Above the doorway, the timekeeper clock gave an audible click. Time was almost out. Any moment, the impostor Fian would come to collect Cora.
Serassi uncapped the syringe, eyes on the clock. “We can wait no longer. The effects of this paragon burst will not be immediate; it might take one or two puzzles before the effects settle. Until then, you may feel disoriented.”
Cora glanced at the needle, then at the clock. Did she trust what Serassi and Cassian were saying? Did she have a choice?
“Wait.” All eyes turned to Mali, who had been silent but now stepped forward. “I assume you have Nok and Rolf’s DNA samples in that vial.”
Serassi nodded.
Mali glanced over her shoulder at Leon. “But you do not have mine or Leon’s.” She began to roll up her sleeve. “The stock algorithm chose us because of our unique traits. Leon’s strength and his artistic aptitude. My adaptability and keen senses.” She held her bare arm out. “I want to contribute.”

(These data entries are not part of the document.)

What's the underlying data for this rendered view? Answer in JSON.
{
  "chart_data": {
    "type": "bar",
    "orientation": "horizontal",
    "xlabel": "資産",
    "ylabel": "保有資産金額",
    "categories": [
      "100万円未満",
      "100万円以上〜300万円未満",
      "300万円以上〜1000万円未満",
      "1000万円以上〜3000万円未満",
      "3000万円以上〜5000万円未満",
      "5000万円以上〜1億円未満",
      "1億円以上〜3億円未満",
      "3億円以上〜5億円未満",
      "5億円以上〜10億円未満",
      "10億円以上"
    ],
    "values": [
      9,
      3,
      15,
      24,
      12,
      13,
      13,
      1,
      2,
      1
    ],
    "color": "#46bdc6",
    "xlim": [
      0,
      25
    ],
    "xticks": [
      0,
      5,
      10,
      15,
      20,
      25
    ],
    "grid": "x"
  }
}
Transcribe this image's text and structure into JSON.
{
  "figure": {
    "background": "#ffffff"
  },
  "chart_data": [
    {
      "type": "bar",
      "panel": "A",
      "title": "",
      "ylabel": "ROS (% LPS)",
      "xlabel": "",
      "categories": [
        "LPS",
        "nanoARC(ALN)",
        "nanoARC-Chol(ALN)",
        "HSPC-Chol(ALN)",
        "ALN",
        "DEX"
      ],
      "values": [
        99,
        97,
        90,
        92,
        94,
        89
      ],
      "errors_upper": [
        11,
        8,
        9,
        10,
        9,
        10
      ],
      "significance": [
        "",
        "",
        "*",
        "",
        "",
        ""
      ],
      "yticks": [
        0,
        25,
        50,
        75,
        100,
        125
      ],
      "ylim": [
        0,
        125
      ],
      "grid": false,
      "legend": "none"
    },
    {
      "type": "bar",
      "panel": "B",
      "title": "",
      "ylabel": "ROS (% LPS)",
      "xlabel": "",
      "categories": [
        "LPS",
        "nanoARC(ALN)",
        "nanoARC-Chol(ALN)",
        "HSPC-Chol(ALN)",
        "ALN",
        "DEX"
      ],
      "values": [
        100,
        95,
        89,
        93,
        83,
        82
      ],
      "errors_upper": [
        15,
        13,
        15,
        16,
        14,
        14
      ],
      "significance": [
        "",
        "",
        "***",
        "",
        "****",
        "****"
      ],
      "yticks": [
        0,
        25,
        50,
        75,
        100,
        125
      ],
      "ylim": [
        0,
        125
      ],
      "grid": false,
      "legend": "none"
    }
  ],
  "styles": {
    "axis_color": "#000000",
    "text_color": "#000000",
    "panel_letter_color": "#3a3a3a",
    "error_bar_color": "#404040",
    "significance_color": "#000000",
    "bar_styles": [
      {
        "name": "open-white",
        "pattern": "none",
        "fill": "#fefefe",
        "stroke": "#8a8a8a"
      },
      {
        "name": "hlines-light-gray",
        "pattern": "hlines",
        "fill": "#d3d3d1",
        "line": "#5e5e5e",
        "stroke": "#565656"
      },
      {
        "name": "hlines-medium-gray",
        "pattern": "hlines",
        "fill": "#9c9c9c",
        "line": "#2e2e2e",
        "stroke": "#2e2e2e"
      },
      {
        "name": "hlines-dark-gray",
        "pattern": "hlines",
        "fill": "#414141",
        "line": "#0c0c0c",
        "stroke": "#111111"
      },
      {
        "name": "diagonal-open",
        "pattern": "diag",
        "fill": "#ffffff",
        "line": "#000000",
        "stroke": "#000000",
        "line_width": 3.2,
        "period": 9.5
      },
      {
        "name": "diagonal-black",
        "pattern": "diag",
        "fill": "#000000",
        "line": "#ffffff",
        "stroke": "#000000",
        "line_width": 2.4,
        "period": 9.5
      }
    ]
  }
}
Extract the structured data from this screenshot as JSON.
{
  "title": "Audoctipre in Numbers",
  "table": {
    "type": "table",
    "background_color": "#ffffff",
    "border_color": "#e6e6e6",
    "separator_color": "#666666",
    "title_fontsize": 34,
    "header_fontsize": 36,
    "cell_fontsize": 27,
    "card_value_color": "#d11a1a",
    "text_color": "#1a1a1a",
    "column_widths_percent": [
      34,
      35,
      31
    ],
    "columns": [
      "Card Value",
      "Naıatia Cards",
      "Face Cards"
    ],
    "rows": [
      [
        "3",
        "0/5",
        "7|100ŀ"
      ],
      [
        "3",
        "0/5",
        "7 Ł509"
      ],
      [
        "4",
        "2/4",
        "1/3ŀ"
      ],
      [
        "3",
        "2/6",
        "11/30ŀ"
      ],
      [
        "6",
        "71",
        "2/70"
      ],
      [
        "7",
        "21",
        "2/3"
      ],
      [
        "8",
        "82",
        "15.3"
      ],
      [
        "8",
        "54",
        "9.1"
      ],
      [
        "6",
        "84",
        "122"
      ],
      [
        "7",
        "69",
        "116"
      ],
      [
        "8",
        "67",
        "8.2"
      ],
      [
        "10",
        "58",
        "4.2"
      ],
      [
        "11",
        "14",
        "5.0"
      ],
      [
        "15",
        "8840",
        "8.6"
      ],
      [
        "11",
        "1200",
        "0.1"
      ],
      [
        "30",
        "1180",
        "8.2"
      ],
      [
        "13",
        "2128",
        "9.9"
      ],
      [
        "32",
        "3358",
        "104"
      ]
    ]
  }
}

“Mali,” Cora said, “we don’t even know if this will work.”
Mali shot her a stiff look. “I do not mean to offend you, but”—her eyes traveled from the bloodstains around Cora’s nose to the bruises covering her body—“you need all the help you can get.”
Leon snorted. He came over and shoved back his sleeve too. “Mali has a good point. That vial can’t hold all of humanity’s strengths if it doesn’t have any of my DNA.”
Cora rolled her eyes.
“Hang on,” Bonebreak said. He rooted around in his pocket
, then produced a tangled lock of dark hair. “Here’s more. From, you know, the other one.”
Cora stared at him. “From Lucky? You stole hair off his dead body?”
Bonebreak looked toward the ground sheepishly. “In case we needed money in a pinch. What do you call it? For a rainy day.”
Cora made a disgusted noise in the back of her throat, but then she threw her hands up. “Fine.” From beyond the door, she could hear footsteps approaching. She nodded to Serassi.
Serassi replaced the syringe tips with different, larger ones from the tool belt at her uniform’s waist. Moving quickly, she sterilized Mali’s and Leon’s arms, then drew their blood and took a sample from Lucky’s hair.
The footsteps outside the door stopped.
“Lift up your hair and turn around,” Serassi told Cora. “Quickly.”